Investors could be forgiven for avoiding Huya’s [HUYA] stock. Over the past month, the video streaming platform’s share price has fallen over 35% as of Friday 13 August’s close. The catalyst was the Chinese regulator blocking Huya’s planned $5.3bn mega-merger with DouYu [DOYU] in July. The deal would have brought together the two biggest video gaming streaming platforms in the country.
With sentiment already low around China tech stocks after recent headline-grabbing state interventions, investors might be wondering whether Huya’s stock is worth the risk. Huya’s stock dropped 6.3% last week, including a 1.94% drop on Friday as part of a wider rout in China’s tech sector.
35%
Huya's share price fall over the past month
The second quarter numbers could reverse the investment case for Huya as Beijing continues to rein in its tech sector.
When is Huya reporting Q2 earnings?
17 August
Why should investors care about Huya’s earnings?
China tech giant Tencent [TCEHY] had initially proposed merging Huya and DouYu to streamline its sizable stakes in both companies. China’s State Administration of Market Regulation (SAMR) blocked the deal on antitrust grounds in mid-July. Since then, Huya’s share price has tanked, along with DouYu’s which is down over 30% from 12 July.
A falling share price could indicate a buying opportunity, although investments in China stock companies come with the added risk of Beijing’s current desire to flex its muscle over the sector. Still, Huya’s underlying fundamentals look decent, with the stock now being potentially undervalued.
$397.6million
Huya's Q1 revenue - an 8% YoY rise
In the first quarter, Huya’s revenue increased by 8.0% to RMB2,604.8 million (US$397.6 million), from RMB2,411.9 million for the same period of 2020. Non-GAAP income was RMB265.9 million (US$40.6 million) for the first quarter of 2021, representing an increase of 0.9% from RMB263.4 million for the same period of 2020.

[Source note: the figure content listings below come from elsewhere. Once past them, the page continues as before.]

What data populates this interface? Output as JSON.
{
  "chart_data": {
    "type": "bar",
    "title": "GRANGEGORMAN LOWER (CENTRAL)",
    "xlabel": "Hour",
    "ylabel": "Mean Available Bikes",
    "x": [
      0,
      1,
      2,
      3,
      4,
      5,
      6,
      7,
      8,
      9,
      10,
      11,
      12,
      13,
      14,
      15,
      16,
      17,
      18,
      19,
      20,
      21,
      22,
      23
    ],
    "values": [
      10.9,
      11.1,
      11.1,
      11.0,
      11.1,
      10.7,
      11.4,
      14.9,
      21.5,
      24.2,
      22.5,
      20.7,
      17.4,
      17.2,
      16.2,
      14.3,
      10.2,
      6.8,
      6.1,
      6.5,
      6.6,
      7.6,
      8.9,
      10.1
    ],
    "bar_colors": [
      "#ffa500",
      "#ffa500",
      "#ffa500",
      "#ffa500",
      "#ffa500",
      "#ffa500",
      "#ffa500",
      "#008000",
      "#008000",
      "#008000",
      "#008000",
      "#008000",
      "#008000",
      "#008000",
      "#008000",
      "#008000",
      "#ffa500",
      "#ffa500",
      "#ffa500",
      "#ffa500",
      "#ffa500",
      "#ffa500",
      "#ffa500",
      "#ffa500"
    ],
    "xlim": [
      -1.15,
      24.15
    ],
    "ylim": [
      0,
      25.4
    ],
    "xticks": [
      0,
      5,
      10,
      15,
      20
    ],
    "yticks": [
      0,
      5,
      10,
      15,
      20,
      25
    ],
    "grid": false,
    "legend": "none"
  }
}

The average number of monthly active users on Huya Live was relatively flat in the first quarter, coming in at 75.5m, compared to 74.7m in the same period the previous year. However, the total number of paying users of Huya Live fell to 5.9 million in the quarter, compared with 6.1 million in the first quarter of 2020.
Weighing up the two companies in July, The Motley Fool’s Josse Najarro suggests Huya beats out DouYu on several metrics, including net income and cash flow. Both, according to Najarro, have a strong balance sheet and no debt, and look undervalued.
In terms of price to earnings, Huya has a forward P/E of 11.26 while DouYu has a forward P/E of 12.82 - both relatively inexpensive for a tech stock. Najarro adds that the metric has come down over the past year and a half, even as the companies have grown bigger.
“The forward-price-to-sales ratio for Huya has fallen dramatically and is at levels seen during the first half of 2020. The correction could be providing long-term investors with a buying opportunity."
“The forward-price-to-sales ratio for Huya has fallen dramatically and is at levels seen during the first half of 2020. The correction could be providing long-term investors with a buying opportunity” - Josse Najarro
What is Wall Street expecting?
Expectations are that Huya will post earnings of $0.14 per share, down from $0.22 per share in the same timeframe last year. Revenue is pegged at $441.06m, a 10.5% increase from the $399.24m in the first quarter of 2020.
For the full year, Huya is expected to pull in $1.9bn in revenue, up 12% year-on-year. In 2022, expectations are for $2.18bn in revenue, a 14.7% year-on-year increase. In comparison, DouYu is expected to pull in $1.51bn in revenue, a 0.7% rise year-on-year, while in 2022 revenue is forecast at $1.74bn, a 15.6% jump.
$1.9billion
Huya's expected full year revenue - a 12% YoY rise
Is a beat on the cards? Well, Huya has managed to beat expectations for the past four quarters. Non-GAAP diluted net income per share in the first quarter was $0.17 per share, beating Wall Street expectations of $0.13 per share.
Analysts tracking Huya’s share price on MarketBeat have pinned an average $22.33 price target on the stock, representing a 121.1% upside on its 13 August close. Meanwhile, DouYu has an average price target of $14.71, which would see a 326.4% upside.